So anyway, I knew just a bit of magic. Just the lore that had been passed down from the age of legends of our fathers fathers fathers. I had gotten 4 simple initiate spells to work All the other spells that I had studied in my youth were flawed, passed down incorrectly. It took me years to learn them correctly. It also turned out that I was one of the best among my group of friends at summoning and talking to spirits. It always took the Christian priests years to learn how to talk to spirits, and most of them never really liked it for some reason. They mostly acted like the spirits of dead people should not still be on Earth, and any spirit that was still on Earth had something wrong with it. The Mages were even worse. I actually had some tell me that spirits did not exist and that I was imagining them. Anyway, I knew that I knew almost nothing of magic, but it seemed that I knew about as much as anybody and more than most. Furthermore, magic was not yet a licenced trade, so I was allowed to practice it in their country.

Of course being allowed to practice a trade, and getting paying jobs are two different things. Fortunately I was approached by the Fairaday law firm and offered a job as an investigator. I can't really explain to you youngsters what a law firm is. I will just say that you can be glad that our people don't have them and leave it at that.

People paid law firms to make problems go away. Sometimes the Fairaday people would use their laws to make the problem go away. But sometimes the Fairaday firm would pay us to investigate the problem and see if we could fix it. I had some very unusual skills, and the Fairaday people thought it might be useful to an investigator.

***Cracking Bank Hall***
My first really interesting case was to investigate some strange happenings at Bank Hall. An estate in Lancashire in Northern England. The Fairaday people hired several investigators for that case. There was me of course, the Aleut Shaman. Captain Piper Barnes, was a Snark Military Officer, I think she normally commanded detachments of marines assigned to Airships or something. I am not certain why she was on the beach (as the phrase is) but she seemed to be between ships for quite a long period of time, Without duties she had been put on half-pay and was short of funds. This left her both the leisure for and the necessity of finding short-term outside employment. An Elf named Catherine Montague was something called a "Weird Scientist", I also heard people call her a "Byron" but she would sometimes correct people who called her that, saying that she was much better than a Byron. Anyway, she was really good with Analytical Engines and machines in general.

The Law firm also introduced us to their client, named "Lady Jane". She was rich, and had just inherited a big house in Lancashire named Banks Hall. However something was wrong at the Estate. The staff were acting weird. They were evasive, and unhelpful. There was supposed to be a hall within the manor house that held a great many pieces of art by somebody named "Antonio Canova", which was supposed to be a big deal. But she could not find the hall. Imagine, the house was big enough that whole rooms could get lost within it! Lady Jane was also worried that the staff might be hiding bigger secrets.

Anyhow, she had inherited the Estate, which I learned is a big house and lands, and she kept saying that she was having difficulties settling the estate.
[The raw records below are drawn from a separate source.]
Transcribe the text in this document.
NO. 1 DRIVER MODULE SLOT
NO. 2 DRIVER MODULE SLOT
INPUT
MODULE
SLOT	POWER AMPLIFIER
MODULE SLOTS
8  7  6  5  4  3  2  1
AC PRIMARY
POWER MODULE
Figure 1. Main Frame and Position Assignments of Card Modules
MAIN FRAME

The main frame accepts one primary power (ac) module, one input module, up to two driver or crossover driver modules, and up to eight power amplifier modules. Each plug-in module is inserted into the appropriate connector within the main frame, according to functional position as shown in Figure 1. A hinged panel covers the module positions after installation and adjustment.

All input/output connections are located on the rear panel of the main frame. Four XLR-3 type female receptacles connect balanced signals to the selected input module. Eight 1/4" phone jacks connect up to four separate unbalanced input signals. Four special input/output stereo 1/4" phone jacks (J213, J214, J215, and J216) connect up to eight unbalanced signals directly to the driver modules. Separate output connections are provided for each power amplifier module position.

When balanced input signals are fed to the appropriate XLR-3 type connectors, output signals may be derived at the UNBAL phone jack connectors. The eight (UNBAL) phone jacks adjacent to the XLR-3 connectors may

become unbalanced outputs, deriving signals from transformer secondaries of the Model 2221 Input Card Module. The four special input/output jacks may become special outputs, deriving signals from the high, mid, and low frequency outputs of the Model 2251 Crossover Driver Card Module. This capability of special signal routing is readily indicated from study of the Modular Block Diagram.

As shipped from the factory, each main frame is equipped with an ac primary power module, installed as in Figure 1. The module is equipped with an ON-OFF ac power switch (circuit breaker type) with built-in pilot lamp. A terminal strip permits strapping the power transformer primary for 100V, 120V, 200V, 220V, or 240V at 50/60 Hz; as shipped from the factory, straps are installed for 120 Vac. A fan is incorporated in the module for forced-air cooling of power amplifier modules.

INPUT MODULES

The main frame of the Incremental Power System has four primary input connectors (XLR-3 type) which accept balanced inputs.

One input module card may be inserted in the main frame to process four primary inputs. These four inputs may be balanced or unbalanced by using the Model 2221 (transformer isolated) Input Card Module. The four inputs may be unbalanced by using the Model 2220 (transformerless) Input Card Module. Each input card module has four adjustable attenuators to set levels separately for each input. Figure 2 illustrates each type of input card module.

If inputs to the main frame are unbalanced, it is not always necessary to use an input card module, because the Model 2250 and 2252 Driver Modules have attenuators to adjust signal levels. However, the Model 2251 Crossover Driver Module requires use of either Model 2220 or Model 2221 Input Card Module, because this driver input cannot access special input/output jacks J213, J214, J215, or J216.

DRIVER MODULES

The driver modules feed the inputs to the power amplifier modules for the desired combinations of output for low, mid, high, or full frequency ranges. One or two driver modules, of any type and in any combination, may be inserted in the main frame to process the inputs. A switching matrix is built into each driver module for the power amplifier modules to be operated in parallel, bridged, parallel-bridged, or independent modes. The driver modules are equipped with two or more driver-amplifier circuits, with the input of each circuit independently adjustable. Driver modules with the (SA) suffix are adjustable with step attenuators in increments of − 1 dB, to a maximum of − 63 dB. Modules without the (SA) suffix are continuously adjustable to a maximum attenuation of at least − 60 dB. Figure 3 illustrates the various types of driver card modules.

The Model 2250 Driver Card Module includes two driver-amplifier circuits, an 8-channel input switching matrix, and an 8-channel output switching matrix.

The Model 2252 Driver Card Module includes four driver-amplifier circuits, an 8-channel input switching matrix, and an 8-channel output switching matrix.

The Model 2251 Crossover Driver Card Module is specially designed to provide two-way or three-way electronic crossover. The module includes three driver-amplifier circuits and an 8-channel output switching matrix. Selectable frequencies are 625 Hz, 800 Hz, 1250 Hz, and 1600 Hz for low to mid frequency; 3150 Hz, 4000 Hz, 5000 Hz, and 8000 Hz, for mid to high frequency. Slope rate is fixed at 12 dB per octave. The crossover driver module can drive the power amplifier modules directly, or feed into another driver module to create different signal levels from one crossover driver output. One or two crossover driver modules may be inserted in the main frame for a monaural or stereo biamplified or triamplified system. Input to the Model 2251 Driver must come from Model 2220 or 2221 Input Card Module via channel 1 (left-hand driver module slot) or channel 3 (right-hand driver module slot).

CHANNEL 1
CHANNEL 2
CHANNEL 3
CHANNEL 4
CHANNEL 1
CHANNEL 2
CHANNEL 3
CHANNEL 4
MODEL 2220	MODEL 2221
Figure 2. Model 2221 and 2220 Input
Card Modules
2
Apparently the estate needed to be settled before the funeral potlatch could be held, and the other relatives were anxious that the potlatch should happen soon. So we were to find out why the spirits of the house and lands were unsettled, and help her settle them.

Bank Hall is in Lancashire, which is very far from London. It would have taken many days to walk there. Instead we took something called a train, which is like a steam ship, except that it is smaller, but longer and goes on land. Even then it took 2 nights to get there. Also traveling with Lady Jane and us is her friend Professor Grundal, a Dwarf Spiritualist. He says he is very taken with the history of the hall.
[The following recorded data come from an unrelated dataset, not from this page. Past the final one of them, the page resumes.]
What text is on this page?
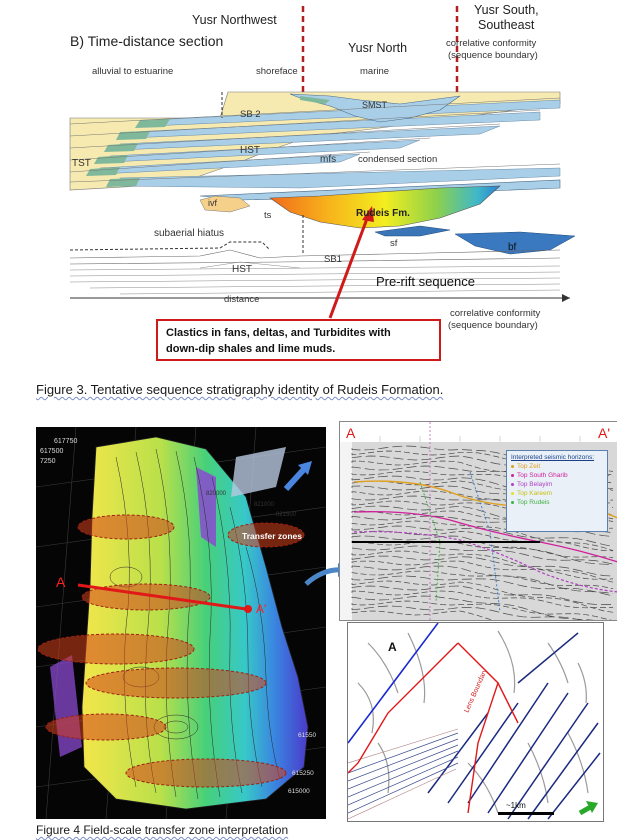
B) Time-distance section
Yusr Northwest
Yusr North
Yusr South,
Southeast
correlative conformity
(sequence boundary)
alluvial to estuarine	shoreface	marine
SMST
SB 2
HST
TST	mfs condensed section
ivf
ts	Rudeis Fm.
sf	bf
subaerial hiatus
HST
SB1
Pre-rift sequence
distance
correlative conformity
(sequence boundary)
Clastics in fans, deltas, and Turbidites with
down-dip shales and lime muds.
Figure 3. Tentative sequence stratigraphy identity of Rudeis Formation.
617750
617500
7250
820000
821000
821500
61550
615250
615000
Transfer zones
A
A'
A	A'
Interpreted seismic horizons:
Top Zeit
Top South Gharib
Top Belayim
Top Kareem
Top Rudeis
A
Lens Boundary
~1km
Figure 4 Field-scale transfer zone interpretation
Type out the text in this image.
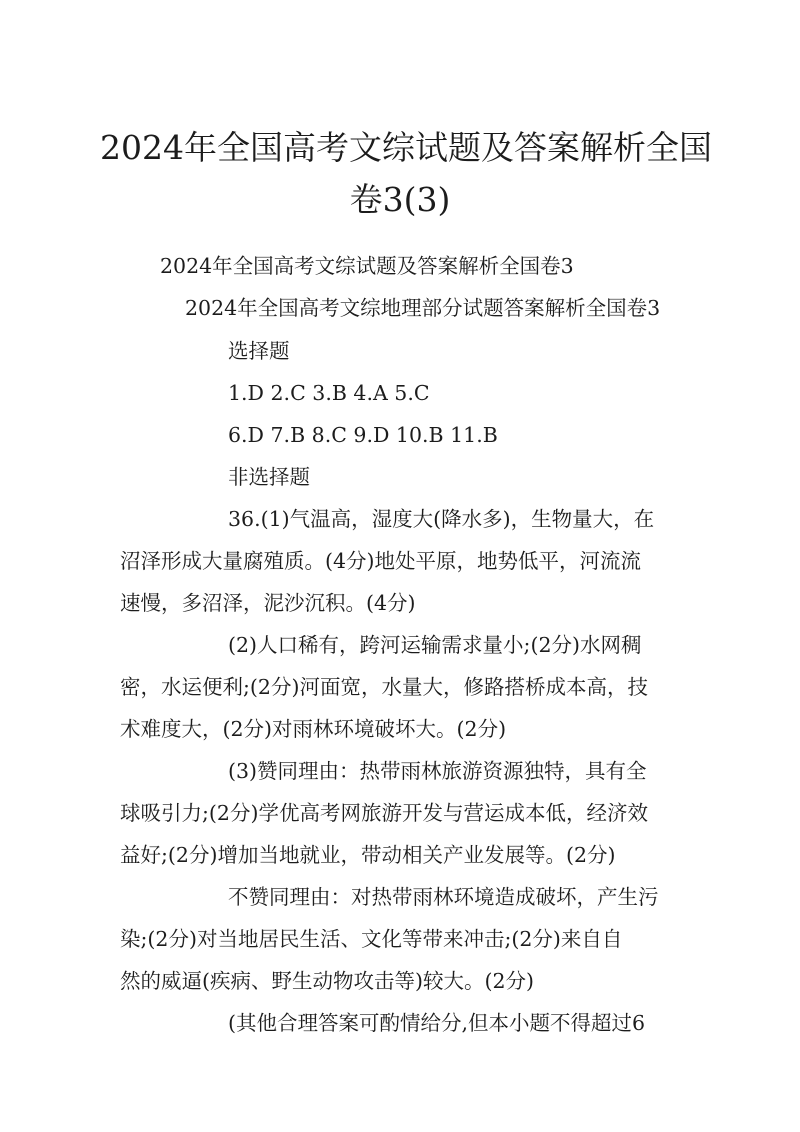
2024年全国高考文综试题及答案解析全国
卷3(3)

2024年全国高考文综试题及答案解析全国卷3

2024年全国高考文综地理部分试题答案解析全国卷3

选择题

1.D 2.C 3.B 4.A 5.C

6.D 7.B 8.C 9.D 10.B 11.B

非选择题

36.(1)气温高，湿度大(降水多)，生物量大，在

沼泽形成大量腐殖质。(4分)地处平原，地势低平，河流流

速慢，多沼泽，泥沙沉积。(4分)

(2)人口稀有，跨河运输需求量小;(2分)水网稠

密，水运便利;(2分)河面宽，水量大，修路搭桥成本高，技

术难度大，(2分)对雨林环境破坏大。(2分)

(3)赞同理由：热带雨林旅游资源独特，具有全

球吸引力;(2分)学优高考网旅游开发与营运成本低，经济效

益好;(2分)增加当地就业，带动相关产业发展等。(2分)

不赞同理由：对热带雨林环境造成破坏，产生污

染;(2分)对当地居民生活、文化等带来冲击;(2分)来自自

然的威逼(疾病、野生动物攻击等)较大。(2分)

(其他合理答案可酌情给分,但本小题不得超过6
Cathryn Montgomery saw a body flung from the train. The conductor refused to stop. We investigated a bit, and found out that it must have been a serving girl named Mary, that she had died and must have been flung from the pantry of the kitchen car ahead of the dinning car. Nobody else seemed to care. I was young back then, and ignorant, so it did not occur to me that I could talk to ancestor spirits who were not one of MY ancestors. So I did not do that. I had also not really had time to learn what a Spiritualist was or what they could do, so I did not think to ask Professor Grundal to talk to Mary's spirit ether. Since nobody else seemed very curious as to why the young woman had been killed and flung from the train, we let it drop as well, I figured things like that just happened in England, it did not seem to have any bearing upon our own investigation.

We eventually arrived at our train station, and took a coach to Bank Hall, which is a very large house on large grounds. The main house is a huge 3 story brick building. There are many outbuildings including an observatory and a mausoleum. At the manor, we met Mr Niece, another friend of Lady Jane's. As Lady Jane had warned us, the household servants were useless. I am surprised that Lady Jane had not sacked them all already.
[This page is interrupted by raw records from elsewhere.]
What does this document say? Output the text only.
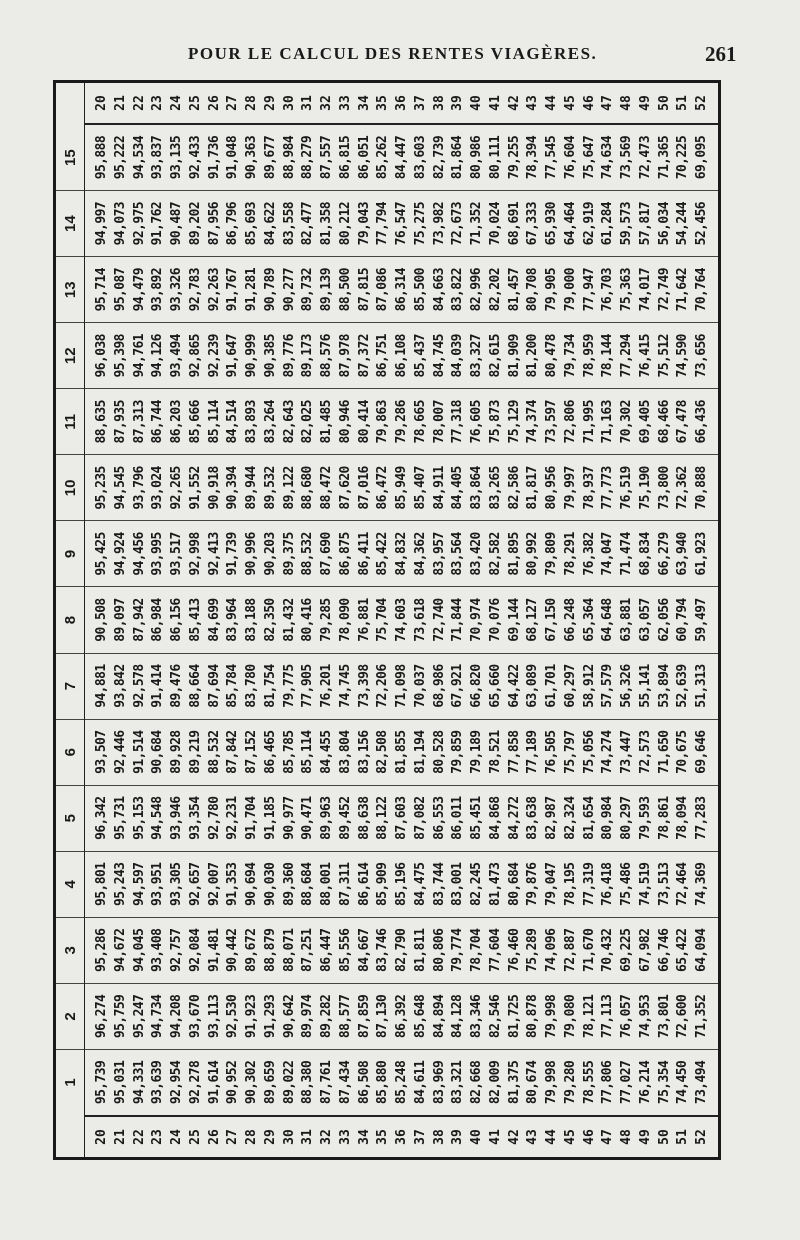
POUR LE CALCUL DES RENTES VIAGÈRES.	261
1
2
3
4
5
6
7
8
9
10
11
12
13
14
15
20 21 22 23 24 25 26 27 28 29 30 31 32 33 34 35 36 37 38 39 40 41 42 43 44 45 46 47 48 49 50 51 52
95,739 95,031 94,331 93,639 92,954 92,278 91,614 90,952 90,302 89,659 89,022 88,380 87,761 87,434 86,508 85,880 85,248 84,611 83,969 83,321 82,668 82,009 81,375 80,674 79,998 79,280 78,555 77,806 77,027 76,214 75,354 74,450 73,494
96,274 95,759 95,247 94,734 94,208 93,670 93,113 92,530 91,923 91,293 90,642 89,974 89,282 88,577 87,859 87,130 86,392 85,648 84,894 84,128 83,346 82,546 81,725 80,878 79,998 79,080 78,121 77,113 76,057 74,953 73,801 72,600 71,352
95,286 94,672 94,045 93,408 92,757 92,084 91,481 90,442 89,672 88,879 88,071 87,251 86,447 85,556 84,667 83,746 82,790 81,811 80,806 79,774 78,704 77,604 76,460 75,289 74,096 72,887 71,670 70,432 69,225 67,982 66,746 65,422 64,094
95,801 95,243 94,597 93,951 93,305 92,657 92,007 91,353 90,694 90,030 89,360 88,684 88,001 87,311 86,614 85,909 85,196 84,475 83,744 83,001 82,245 81,473 80,684 79,876 79,047 78,195 77,319 76,418 75,486 74,519 73,513 72,464 74,369
96,342 95,731 95,153 94,548 93,946 93,354 92,780 92,231 91,704 91,185 90,977 90,471 89,963 89,452 88,638 88,122 87,603 87,082 86,553 86,011 85,451 84,868 84,272 83,638 82,987 82,324 81,654 80,984 80,297 79,593 78,861 78,094 77,283
93,507 92,446 91,514 90,684 89,928 89,219 88,532 87,842 87,152 86,465 85,785 85,114 84,455 83,804 83,156 82,508 81,855 81,194 80,528 79,859 79,189 78,521 77,858 77,189 76,505 75,797 75,056 74,274 73,447 72,573 71,650 70,675 69,646
94,881 93,842 92,578 91,414 89,476 88,664 87,694 85,784 83,780 81,754 79,775 77,905 76,201 74,745 73,398 72,206 71,098 70,037 68,986 67,921 66,820 65,660 64,422 63,089 61,701 60,297 58,912 57,579 56,326 55,141 53,894 52,639 51,313
90,508 89,097 87,942 86,984 86,156 85,413 84,699 83,964 83,188 82,350 81,432 80,416 79,285 78,090 76,881 75,704 74,603 73,618 72,740 71,844 70,974 70,076 69,144 68,127 67,150 66,248 65,364 64,648 63,881 63,057 62,056 60,794 59,497
95,425 94,924 94,456 93,995 93,517 92,998 92,413 91,739 90,996 90,203 89,375 88,532 87,690 86,875 86,411 85,422 84,832 84,362 83,957 83,564 83,420 82,582 81,895 80,992 79,809 78,291 76,382 74,047 71,474 68,834 66,279 63,940 61,923
95,235 94,545 93,796 93,024 92,265 91,552 90,918 90,394 89,944 89,532 89,122 88,680 88,472 87,620 87,016 86,472 85,949 85,407 84,911 84,405 83,864 83,265 82,586 81,817 80,956 79,997 78,937 77,773 76,519 75,190 73,800 72,362 70,888
88,635 87,935 87,313 86,744 86,203 85,666 85,114 84,514 83,893 83,264 82,643 82,025 81,485 80,946 80,414 79,863 79,286 78,665 78,007 77,318 76,605 75,873 75,129 74,374 73,597 72,806 71,995 71,163 70,302 69,405 68,466 67,478 66,436
96,038 95,398 94,761 94,126 93,494 92,865 92,239 91,647 90,999 90,385 89,776 89,173 88,576 87,978 87,372 86,751 86,108 85,437 84,745 84,039 83,327 82,615 81,909 81,200 80,478 79,734 78,959 78,144 77,294 76,415 75,512 74,590 73,656
95,714 95,087 94,479 93,892 93,326 92,783 92,263 91,767 91,281 90,789 90,277 89,732 89,139 88,500 87,815 87,086 86,314 85,500 84,663 83,822 82,996 82,202 81,457 80,708 79,905 79,000 77,947 76,703 75,363 74,017 72,749 71,642 70,764
94,997 94,073 92,975 91,762 90,487 89,202 87,956 86,796 85,693 84,622 83,558 82,477 81,358 80,212 79,043 77,794 76,547 75,275 73,982 72,673 71,352 70,024 68,691 67,333 65,930 64,464 62,919 61,284 59,573 57,817 56,034 54,244 52,456
95,888 95,222 94,534 93,837 93,135 92,433 91,736 91,048 90,363 89,677 88,984 88,279 87,557 86,815 86,051 85,262 84,447 83,603 82,739 81,864 80,986 80,111 79,255 78,394 77,545 76,604 75,647 74,634 73,569 72,473 71,365 70,225 69,095
20 21 22 23 24 25 26 27 28 29 30 31 32 33 34 35 36 37 38 39 40 41 42 43 44 45 46 47 48 49 50 51 52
Lady Jane took us on a tour of the house. It was huge. I did a few Astral Sight tests, but everything seemed normal. She explained that one of the problems is that some of the doors were locked and could not be opened. These include the library, lord and ladies chambers, office, observatory and taxidermy studio. During our investigations we also found many other locked doors that the staff all claimed could not be unlocked. Most of these rooms had the new-fangled locks that were controlled by security engine, though a few old fashioned keys were claimed to be missing as well. We also located the room the House Engine was in, but that was locked as well of course. My Drury, a local Lovelace was to be in the next day, but Miss Montague wished to spend her morning studying a report the engine generated, so Cpt Barnes and I left her in the dinning room and started poking around. We decided that our first goal would be something very simple, so we tried to find our way up to the top of the clock tower. The architecture was extremely confusing, and every route we tried eventually dead-ended at a locked door. I had never been in such a big and confusing mansion before. I ended up needing to summon a spirit guide to lead us to the top of the tower. The spirit I summoned was called a House Spirit. It was weird. The spirit was not apparently an ancestor spirit of any sort. Nor yet was it a spirit of nature. It was as if the house had been there so long, that it had grown a spirit, much like a lake or a grove can attract a spirit of nature that calls the grove it's home.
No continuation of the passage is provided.